I was mostly taking in events that I would otherwise never watch. It’s a strange thing that when you stitch a flag onto someone’s uniform the average Joe will suddenly become an expert in synchronized diving or have very strong opinions about the quality of judging in rhythmic gymnastics. They will lament the lack of amateurism in the modern Olympics, but wouldn’t normally walk across the street (even with free tickets), to watch amateur anything. If you want to calculate the number of times you’ve seen weightlifting on television, take your age and divide by four. That will give you the number of Olympics which have been held since you were born, and will be equal to the number of times you’ve actually watched weightlifting, shot put, pole vaulting, and a couple dozen other sports on the tube.

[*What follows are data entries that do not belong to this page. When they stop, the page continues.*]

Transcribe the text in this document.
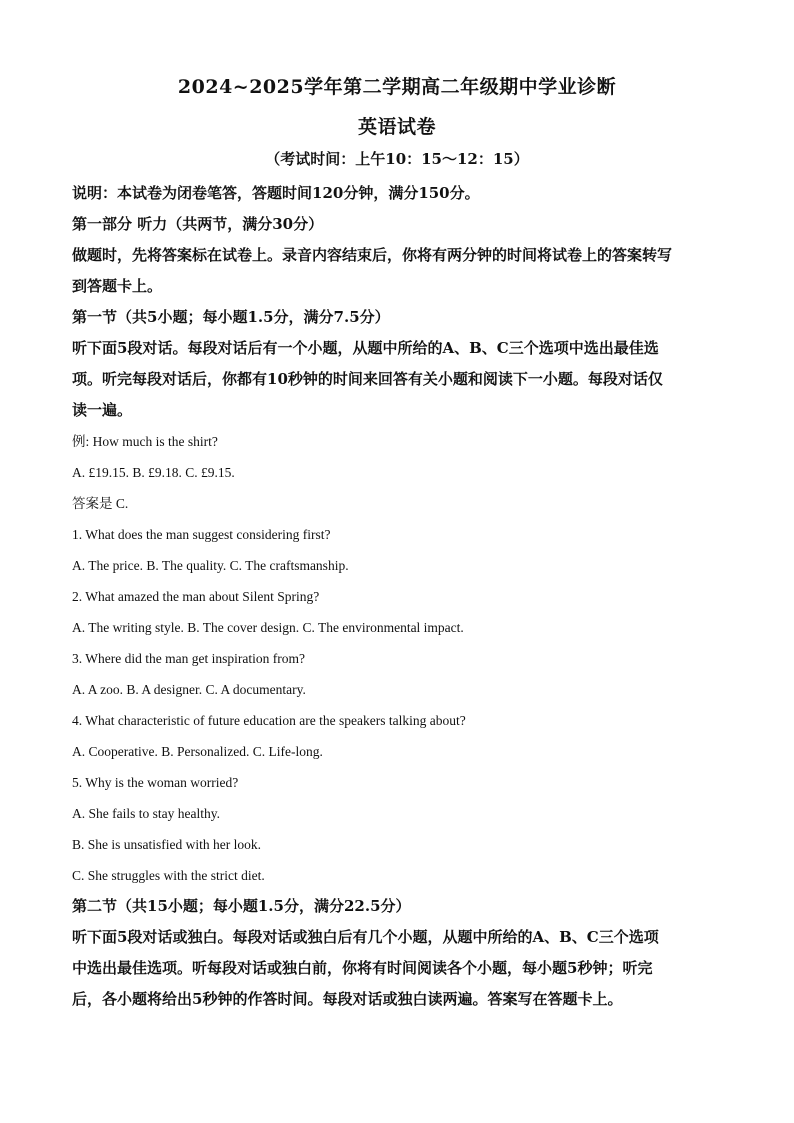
2024~2025学年第二学期高二年级期中学业诊断
英语试卷
（考试时间：上午10：15～12：15）

说明：本试卷为闭卷笔答，答题时间120分钟，满分150分。

第一部分 听力（共两节，满分30分）

做题时，先将答案标在试卷上。录音内容结束后，你将有两分钟的时间将试卷上的答案转写

到答题卡上。

第一节（共5小题；每小题1.5分，满分7.5分）

听下面5段对话。每段对话后有一个小题，从题中所给的A、B、C三个选项中选出最佳选

项。听完每段对话后，你都有10秒钟的时间来回答有关小题和阅读下一小题。每段对话仅

读一遍。

例: How much is the shirt?

A. £19.15. B. £9.18. C. £9.15.

答案是 C.

1. What does the man suggest considering first?

A. The price. B. The quality. C. The craftsmanship.

2. What amazed the man about Silent Spring?

A. The writing style. B. The cover design. C. The environmental impact.

3. Where did the man get inspiration from?

A. A zoo. B. A designer. C. A documentary.

4. What characteristic of future education are the speakers talking about?

A. Cooperative. B. Personalized. C. Life-long.

5. Why is the woman worried?

A. She fails to stay healthy.

B. She is unsatisfied with her look.

C. She struggles with the strict diet.

第二节（共15小题；每小题1.5分，满分22.5分）

听下面5段对话或独白。每段对话或独白后有几个小题，从题中所给的A、B、C三个选项

中选出最佳选项。听每段对话或独白前，你将有时间阅读各个小题，每小题5秒钟；听完

后，各小题将给出5秒钟的作答时间。每段对话或独白读两遍。答案写在答题卡上。
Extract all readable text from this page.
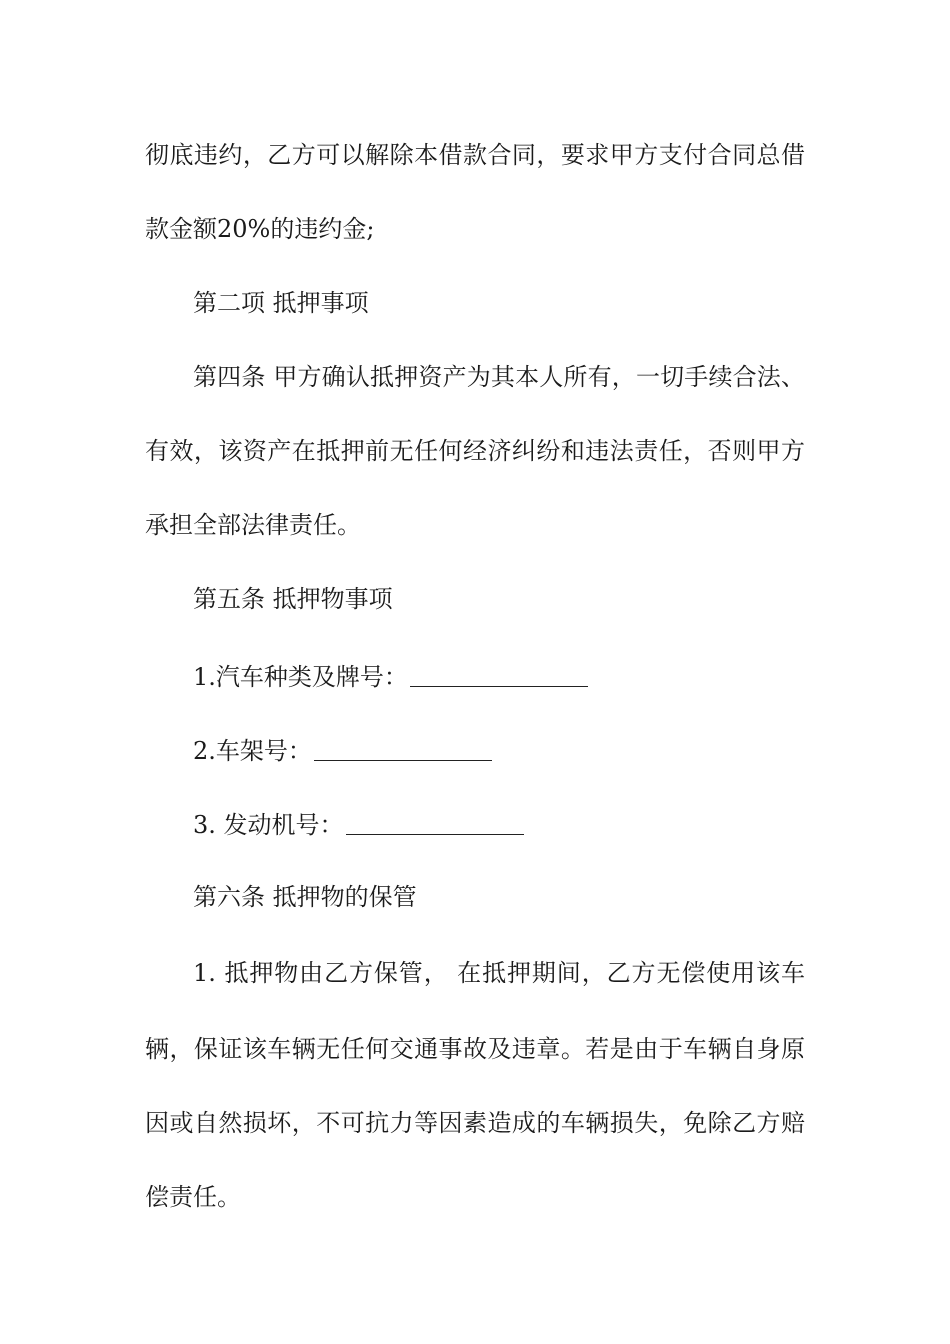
彻底违约，乙方可以解除本借款合同，要求甲方支付合同总借
款金额20%的违约金;
第二项 抵押事项
第四条 甲方确认抵押资产为其本人所有，一切手续合法、
有效，该资产在抵押前无任何经济纠纷和违法责任，否则甲方
承担全部法律责任。
第五条 抵押物事项
1.汽车种类及牌号：
2.车架号：
3. 发动机号：
第六条 抵押物的保管
1. 抵押物由乙方保管， 在抵押期间，乙方无偿使用该车
辆，保证该车辆无任何交通事故及违章。若是由于车辆自身原
因或自然损坏，不可抗力等因素造成的车辆损失，免除乙方赔
偿责任。
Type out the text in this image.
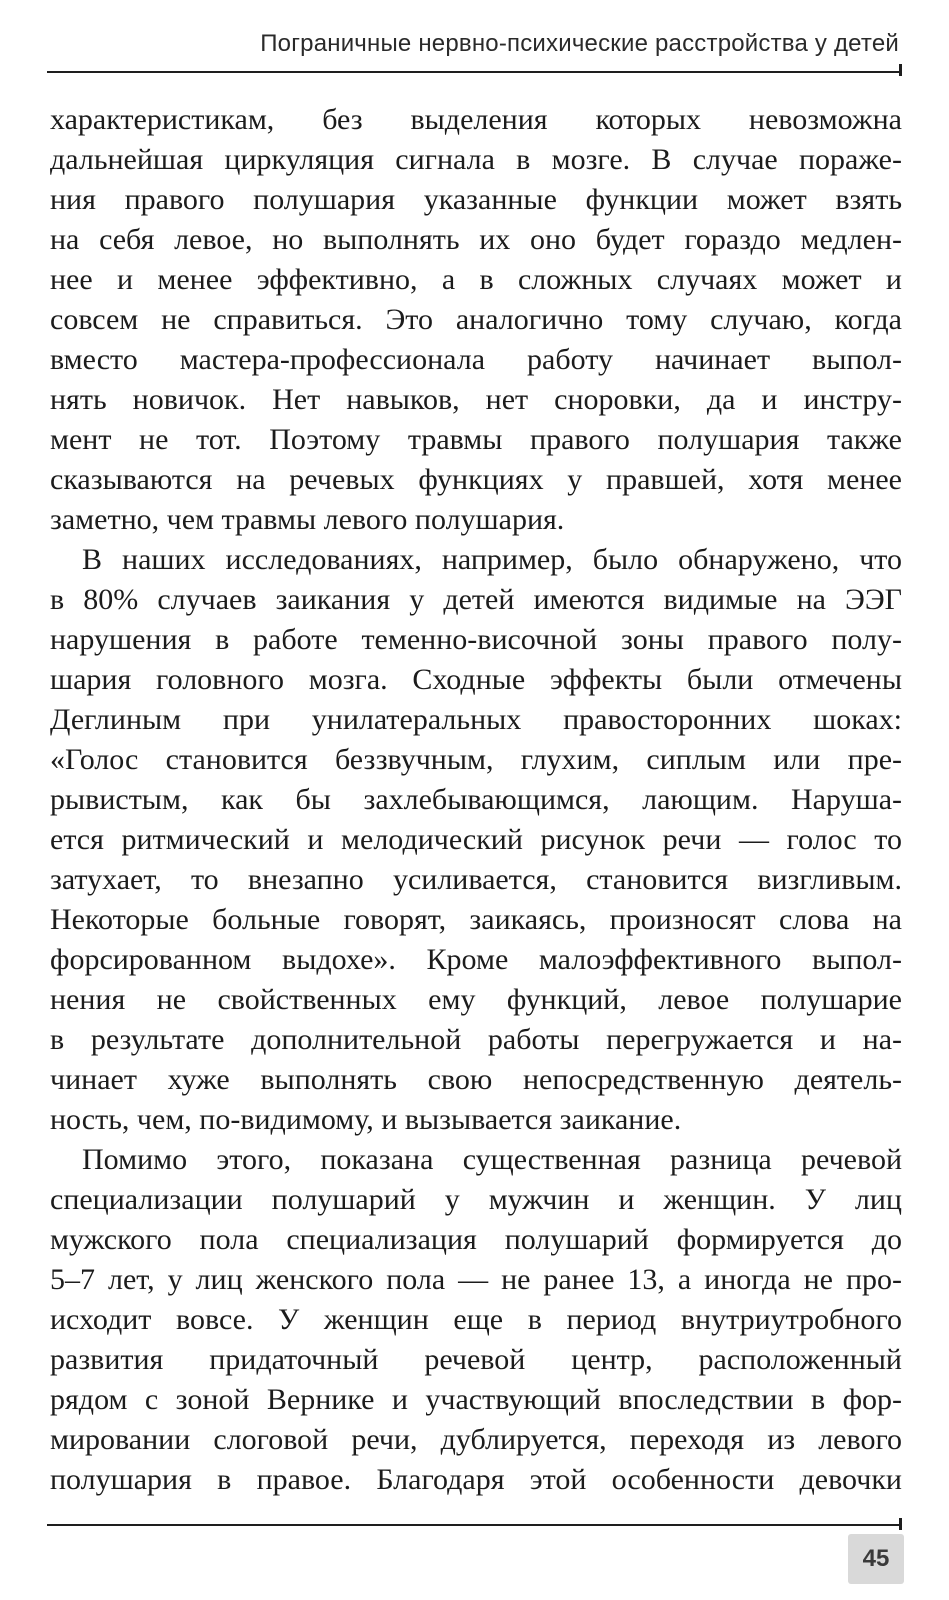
Пограничные нервно-психические расстройства у детей
характеристикам, без выделения которых невозможна
дальнейшая циркуляция сигнала в мозге. В случае пораже-
ния правого полушария указанные функции может взять
на себя левое, но выполнять их оно будет гораздо медлен-
нее и менее эффективно, а в сложных случаях может и
совсем не справиться. Это аналогично тому случаю, когда
вместо мастера-профессионала работу начинает выпол-
нять новичок. Нет навыков, нет сноровки, да и инстру-
мент не тот. Поэтому травмы правого полушария также
сказываются на речевых функциях у правшей, хотя менее
заметно, чем травмы левого полушария.
В наших исследованиях, например, было обнаружено, что
в 80% случаев заикания у детей имеются видимые на ЭЭГ
нарушения в работе теменно-височной зоны правого полу-
шария головного мозга. Сходные эффекты были отмечены
Деглиным при унилатеральных правосторонних шоках:
«Голос становится беззвучным, глухим, сиплым или пре-
рывистым, как бы захлебывающимся, лающим. Наруша-
ется ритмический и мелодический рисунок речи — голос то
затухает, то внезапно усиливается, становится визгливым.
Некоторые больные говорят, заикаясь, произносят слова на
форсированном выдохе». Кроме малоэффективного выпол-
нения не свойственных ему функций, левое полушарие
в результате дополнительной работы перегружается и на-
чинает хуже выполнять свою непосредственную деятель-
ность, чем, по-видимому, и вызывается заикание.
Помимо этого, показана существенная разница речевой
специализации полушарий у мужчин и женщин. У лиц
мужского пола специализация полушарий формируется до
5–7 лет, у лиц женского пола — не ранее 13, а иногда не про-
исходит вовсе. У женщин еще в период внутриутробного
развития придаточный речевой центр, расположенный
рядом с зоной Вернике и участвующий впоследствии в фор-
мировании слоговой речи, дублируется, переходя из левого
полушария в правое. Благодаря этой особенности девочки
45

I’m proposing that what these sports need in order to garner attention between leap years is more horses. Rio hosted all of the usual equine Olympic events (dressage, eventing and jumping), but during the modern pentathlon, it occurred to me that most Olympic sports would be far more interesting to watch if they were performed on horseback. Modern pentathlon almost has it, by combining running, shooting, fencing, riding and swimming – but they still insist upon separating them into different events. How much better would the fencing and shooting parts be, if you had to perform them while riding? I admit that swimming in a pool full of horses and riders would be a bit of a mess – some would even suggest dangerous – but it would certainly be more thrilling to watch.